***”Weekly Comic 100s” keeps it nice and simple. Comic book reviews in 100 words or less. Straight, concise, and to the point.***
By Rob Siebert
Oye. Not a good comic book week for yours truly. Not only am I still reeling from the demise of my local shop, but my pull list was uncharacteristically small this week. So what’s a frustrated fanboy to do?
With only three issues in my stack this week, I’ve added a mini-review of Detective Comics #1000, as we learned this week that it was the highest selling comic book of 2019.
Shout out to Jay’s Comics in Gurnee, IL. I’m pretty sure they’re my new shop.
Thanks to a lot of backstory, (which the issue is nice enough to provide us post-script), Tony Stark’s adoptive brother Arno Stark is now Iron Man. Straight out of the gate, he’s got a rebellious robot uprising to contend with.

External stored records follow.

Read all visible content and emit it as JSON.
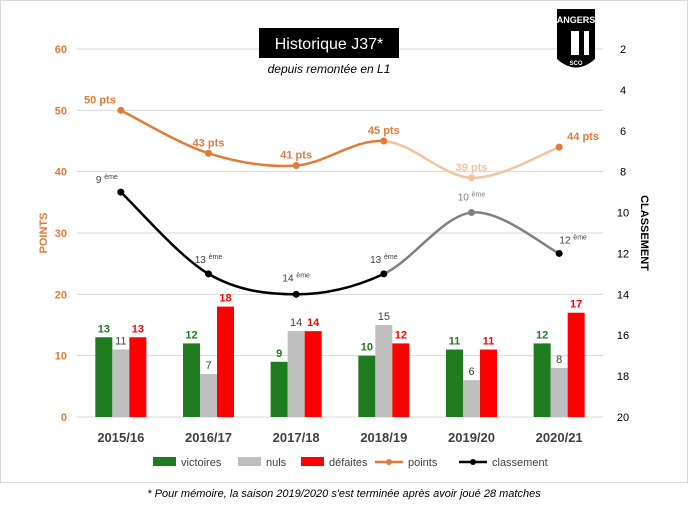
{
  "title": "Historique J37*",
  "subtitle": "depuis remontée en L1",
  "footnote": "*  Pour mémoire, la saison 2019/2020 s'est terminée après avoir joué 28 matches",
  "logo": {
    "name": "ANGERS",
    "sub": "SCO",
    "icon": "angers-sco-crest"
  },
  "colors": {
    "victoires": "#1e7b1e",
    "nuls": "#bfbfbf",
    "defaites": "#ff0000",
    "points": "#e07b39",
    "points_faded": "#f2c4a0",
    "classement": "#000000",
    "classement_faded": "#808080"
  },
  "chart_data": {
    "type": "bar",
    "categories": [
      "2015/16",
      "2016/17",
      "2017/18",
      "2018/19",
      "2019/20",
      "2020/21"
    ],
    "ylabel": "POINTS",
    "ylabel_right": "CLASSEMENT",
    "ylim": [
      0,
      60
    ],
    "yticks": [
      "0",
      "10",
      "20",
      "30",
      "40",
      "50",
      "60"
    ],
    "y2lim": [
      2,
      20
    ],
    "y2_inverted": true,
    "y2ticks": [
      "2",
      "4",
      "6",
      "8",
      "10",
      "12",
      "14",
      "16",
      "18",
      "20"
    ],
    "grid": "horizontal",
    "legend_position": "bottom",
    "series": [
      {
        "name": "victoires",
        "kind": "bar",
        "values": [
          13,
          12,
          9,
          10,
          11,
          12
        ],
        "labels": [
          "13",
          "12",
          "9",
          "10",
          "11",
          "12"
        ]
      },
      {
        "name": "nuls",
        "kind": "bar",
        "values": [
          11,
          7,
          14,
          15,
          6,
          8
        ],
        "labels": [
          "11",
          "7",
          "14",
          "15",
          "6",
          "8"
        ]
      },
      {
        "name": "défaites",
        "kind": "bar",
        "values": [
          13,
          18,
          14,
          12,
          11,
          17
        ],
        "labels": [
          "13",
          "18",
          "14",
          "12",
          "11",
          "17"
        ]
      },
      {
        "name": "points",
        "kind": "line",
        "values": [
          50,
          43,
          41,
          45,
          39,
          44
        ],
        "labels": [
          "50 pts",
          "43 pts",
          "41 pts",
          "45 pts",
          "39 pts",
          "44 pts"
        ]
      },
      {
        "name": "classement",
        "kind": "line",
        "axis": "right",
        "values": [
          9,
          13,
          14,
          13,
          10,
          12
        ],
        "labels": [
          "9",
          "13",
          "14",
          "13",
          "10",
          "12"
        ],
        "label_suffix": "ème"
      }
    ]
  }
}
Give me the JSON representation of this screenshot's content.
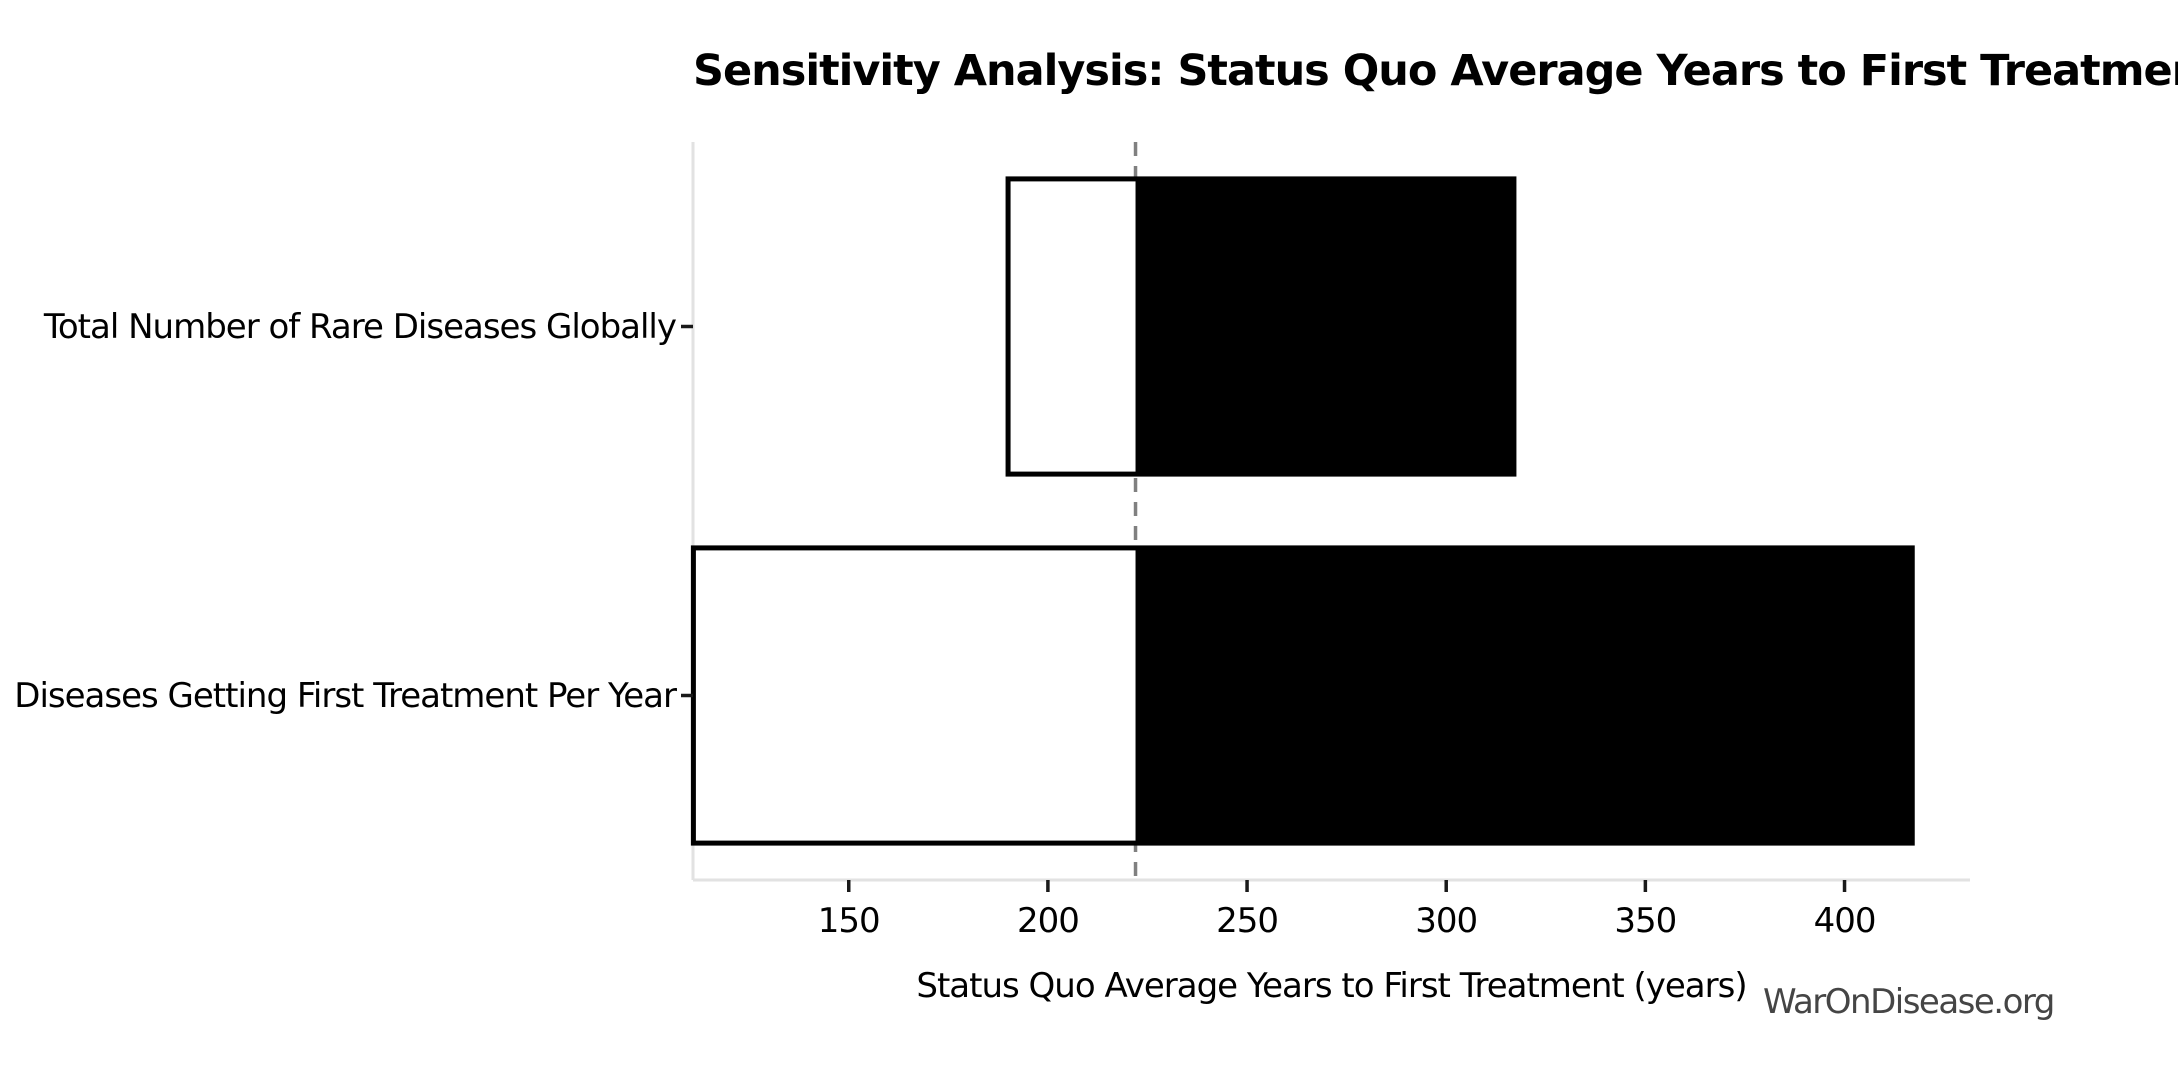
{
  "chart_data": {
    "type": "bar",
    "subtype": "tornado-sensitivity",
    "orientation": "horizontal",
    "title": "Sensitivity Analysis: Status Quo Average Years to First Treatment",
    "xlabel": "Status Quo Average Years to First Treatment (years)",
    "ylabel": "",
    "watermark": "WarOnDisease.org",
    "base_value": 222,
    "xlim": [
      110.9,
      431.5
    ],
    "xticks": [
      150,
      200,
      250,
      300,
      350,
      400
    ],
    "grid": false,
    "legend_position": "none",
    "categories": [
      "Total Number of Rare Diseases Globally",
      "Diseases Getting First Treatment Per Year"
    ],
    "bars": [
      {
        "category": "Total Number of Rare Diseases Globally",
        "low": 190,
        "high": 317
      },
      {
        "category": "Diseases Getting First Treatment Per Year",
        "low": 111,
        "high": 417
      }
    ],
    "colors": {
      "background": "#ffffff",
      "low_fill": "#ffffff",
      "high_fill": "#000000",
      "bar_edge": "#000000",
      "baseline": "#808080",
      "spine": "#e2e2e2",
      "tick_mark": "#1a1a1a",
      "text": "#000000",
      "watermark_text": "#454545"
    }
  }
}
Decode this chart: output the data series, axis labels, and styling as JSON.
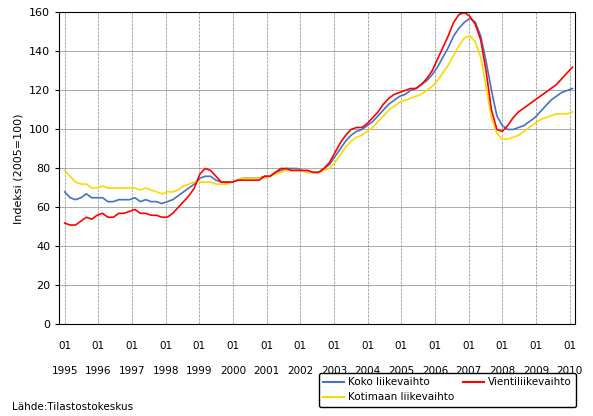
{
  "ylabel": "Indeksi (2005=100)",
  "ylim": [
    0,
    160
  ],
  "yticks": [
    0,
    20,
    40,
    60,
    80,
    100,
    120,
    140,
    160
  ],
  "legend": [
    {
      "label": "Koko liikevaihto",
      "color": "#4472C4"
    },
    {
      "label": "Kotimaan liikevaihto",
      "color": "#FFD700"
    },
    {
      "label": "Vientiliikevaihto",
      "color": "#FF0000"
    }
  ],
  "koko_liikevaihto": [
    68,
    65,
    64,
    65,
    67,
    65,
    65,
    65,
    63,
    63,
    64,
    64,
    64,
    65,
    63,
    64,
    63,
    63,
    62,
    63,
    64,
    66,
    68,
    70,
    72,
    75,
    76,
    76,
    74,
    73,
    73,
    73,
    74,
    75,
    75,
    75,
    75,
    76,
    76,
    78,
    79,
    80,
    80,
    80,
    79,
    78,
    78,
    78,
    80,
    82,
    86,
    90,
    94,
    97,
    99,
    100,
    102,
    104,
    107,
    110,
    113,
    115,
    117,
    118,
    120,
    121,
    123,
    125,
    128,
    132,
    137,
    142,
    148,
    152,
    155,
    157,
    155,
    148,
    135,
    120,
    107,
    102,
    100,
    100,
    101,
    102,
    104,
    106,
    109,
    112,
    115,
    117,
    119,
    120,
    121
  ],
  "kotimaan_liikevaihto": [
    79,
    76,
    73,
    72,
    72,
    70,
    70,
    71,
    70,
    70,
    70,
    70,
    70,
    70,
    69,
    70,
    69,
    68,
    67,
    68,
    68,
    69,
    71,
    72,
    73,
    73,
    73,
    73,
    72,
    72,
    72,
    73,
    74,
    75,
    75,
    75,
    75,
    75,
    76,
    77,
    78,
    79,
    79,
    79,
    79,
    78,
    78,
    78,
    79,
    80,
    83,
    87,
    91,
    94,
    96,
    97,
    99,
    101,
    104,
    107,
    110,
    112,
    114,
    115,
    116,
    117,
    118,
    120,
    122,
    125,
    129,
    133,
    138,
    143,
    147,
    148,
    145,
    137,
    122,
    106,
    98,
    95,
    95,
    96,
    97,
    99,
    101,
    103,
    105,
    106,
    107,
    108,
    108,
    108,
    109
  ],
  "vienti_liikevaihto": [
    52,
    51,
    51,
    53,
    55,
    54,
    56,
    57,
    55,
    55,
    57,
    57,
    58,
    59,
    57,
    57,
    56,
    56,
    55,
    55,
    57,
    60,
    63,
    66,
    70,
    77,
    80,
    79,
    76,
    73,
    73,
    73,
    74,
    74,
    74,
    74,
    74,
    76,
    76,
    78,
    80,
    80,
    79,
    79,
    79,
    79,
    78,
    78,
    80,
    83,
    88,
    93,
    97,
    100,
    101,
    101,
    103,
    106,
    109,
    113,
    116,
    118,
    119,
    120,
    121,
    121,
    123,
    126,
    130,
    136,
    142,
    148,
    155,
    159,
    160,
    158,
    154,
    146,
    130,
    110,
    100,
    99,
    102,
    106,
    109,
    111,
    113,
    115,
    117,
    119,
    121,
    123,
    126,
    129,
    132
  ],
  "source_label": "Lähde:Tilastostokeskus",
  "years": [
    1995,
    1996,
    1997,
    1998,
    1999,
    2000,
    2001,
    2002,
    2003,
    2004,
    2005,
    2006,
    2007,
    2008,
    2009,
    2010
  ]
}
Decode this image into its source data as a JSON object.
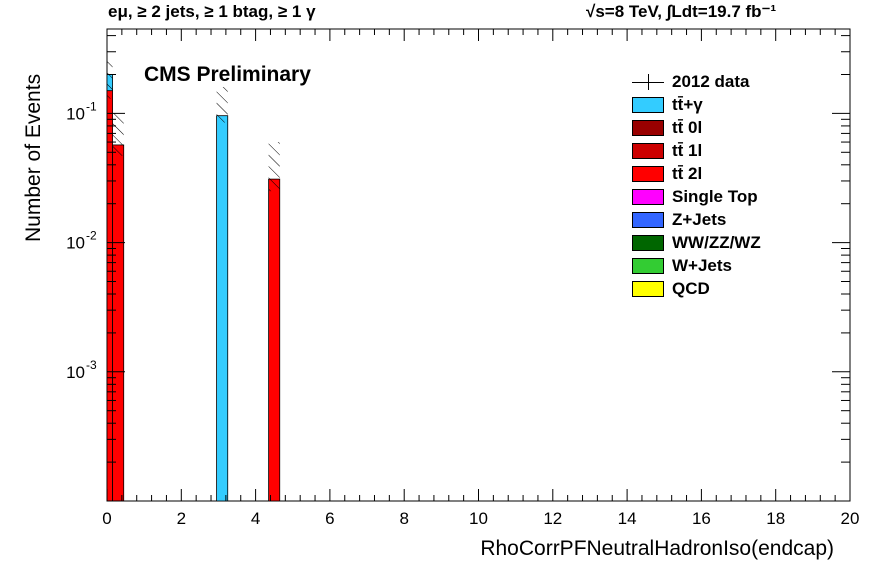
{
  "header": {
    "left": "eμ, ≥ 2 jets, ≥ 1 btag, ≥ 1 γ",
    "right": "√s=8 TeV,  ∫Ldt=19.7 fb⁻¹"
  },
  "watermark": "CMS Preliminary",
  "chart_data": {
    "type": "bar",
    "xlabel": "RhoCorrPFNeutralHadronIso(endcap)",
    "ylabel": "Number of Events",
    "xlim": [
      0,
      20
    ],
    "ylim": [
      0.0001,
      0.45
    ],
    "yscale": "log",
    "x_ticks": [
      "0",
      "2",
      "4",
      "6",
      "8",
      "10",
      "12",
      "14",
      "16",
      "18",
      "20"
    ],
    "y_ticks": [
      {
        "value": 0.001,
        "label": "10",
        "exp": "-3"
      },
      {
        "value": 0.01,
        "label": "10",
        "exp": "-2"
      },
      {
        "value": 0.1,
        "label": "10",
        "exp": "-1"
      }
    ],
    "bins": [
      {
        "x0": 0.0,
        "x1": 0.15,
        "stack": [
          {
            "sample": "tt 2l",
            "value": 0.15
          },
          {
            "sample": "tt+gamma",
            "value": 0.05
          }
        ],
        "unc": [
          0.13,
          0.26
        ]
      },
      {
        "x0": 0.15,
        "x1": 0.45,
        "stack": [
          {
            "sample": "tt 2l",
            "value": 0.057
          }
        ],
        "unc": [
          0.047,
          0.1
        ]
      },
      {
        "x0": 2.95,
        "x1": 3.25,
        "stack": [
          {
            "sample": "tt+gamma",
            "value": 0.096
          }
        ],
        "unc": [
          0.085,
          0.16
        ]
      },
      {
        "x0": 4.35,
        "x1": 4.65,
        "stack": [
          {
            "sample": "tt 2l",
            "value": 0.031
          }
        ],
        "unc": [
          0.025,
          0.06
        ]
      }
    ],
    "legend_position": "top-right",
    "legend": [
      {
        "label": "2012 data",
        "color": "#000000",
        "marker": true
      },
      {
        "label": "tt̄+γ",
        "color": "#33ccff"
      },
      {
        "label": "tt̄ 0l",
        "color": "#990000"
      },
      {
        "label": "tt̄ 1l",
        "color": "#cc0000"
      },
      {
        "label": "tt̄ 2l",
        "color": "#ff0000"
      },
      {
        "label": "Single Top",
        "color": "#ff00ff"
      },
      {
        "label": "Z+Jets",
        "color": "#3366ff"
      },
      {
        "label": "WW/ZZ/WZ",
        "color": "#006600"
      },
      {
        "label": "W+Jets",
        "color": "#33cc33"
      },
      {
        "label": "QCD",
        "color": "#ffff00"
      }
    ],
    "colors": {
      "tt+gamma": "#33ccff",
      "tt 2l": "#ff0000"
    }
  }
}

As someone who hasn’t kept up with Iron Man lately, there’s not much here to excite me. It’s inferred that Arno has sinister intentions. But when friggin’ Doctor Doom has played the role before, everyone else pales from a “villain as the hero” perspective. Ironic, as Dan Slott’s work on The Superior Spider-Man drew me to this book.
Excellent issue, which includes a fight between Tommy and Lord Zedd over the White Ranger powers.
So between what’s happening in this book, and in the main MMPR title, you’re telling me the all-wise Zordon has no idea what’s happening with Jason, Zack, and Trini? The kids he himself chose to be Power Rangers? Like, not even a little? That’s the one aspect of “Necessary Evil” I’m having trouble buying. Other than that, I’m really enjoying what we’re getting from the PR titles right now. The main book was shaky for awhile, but things are definitely back on track.
Something felt off here. I’m not sure if the issue was paced to fast, or I was having trouble recalling things from the first issue, or the bizarre-but-not-in-a-scary-way thing we see on page three. But I wasn’t into this issue as much as the first.
I do, however, appreciate the way they’ve developed the town of Shudder-to-Think, Pennsylvania as almost a character unto itself. The town apparently has “an extremely unhealthy relationship with its dead.” As I said last time, it’s very reminiscent of a Stephen King story.
TITLE: Detective Comics #1000
AUTHORS: Scott Snyder, Kevin Smith, Paul Dini, Warren Ellis, Denny O’Neil, Christopher Priest, Brian Michael Bendis, Geoff Johns, James Tynion IV, Tom King, Peter Tomasi
ARTISTS: Greg Capullo, Jim Lee, Dustin Nguyen, Becky Cloonan, Steve Epting, Neal Adams, Alex Maleev, Kelley Jones, Alvaro Martinez-Bueno, Tony Daniel, Joelle Jones, Doug Mahnke. Cover by Lee.
INKERS: Jonathan Glapion, Scott Williams, Derek Fridolfs, Raul Fernanxes
COLORISTS: FCO Plascencia, Alex Sinclair, John Kalisz, Jordie Bellaire, Elizabeth Breitweiser, Dave Stewart, Michelle Madsen, Tomeu Morey
LETTERS: Tom Napolitano, Todd Klein, Steve Wands, Simon Bowland, Andworld Design, Willie Schubert, Josh Reed, Rob Leigh, Clayton Cowles
RELEASED: March 27, 2019
Yeesh. No wonder this issue sold so well. The sheer amount of talent on this thing, many of whom shaped the mythology of Batman, is outrageous.
I was pleasantly surprised to find something I liked in each tale from this 96-page multi-story anthology. But ultimately, it’s Brian Michael Bendis and Alex Maleev that steal the show with “I Know.” An elderly Oswald Cobblepot confronts an equally elderly, wheelchair-bound Bruce Wayne to tell him he’s known his secret for a long time. It’s a quieter story compared to the rest. But it’s no less impactful for it.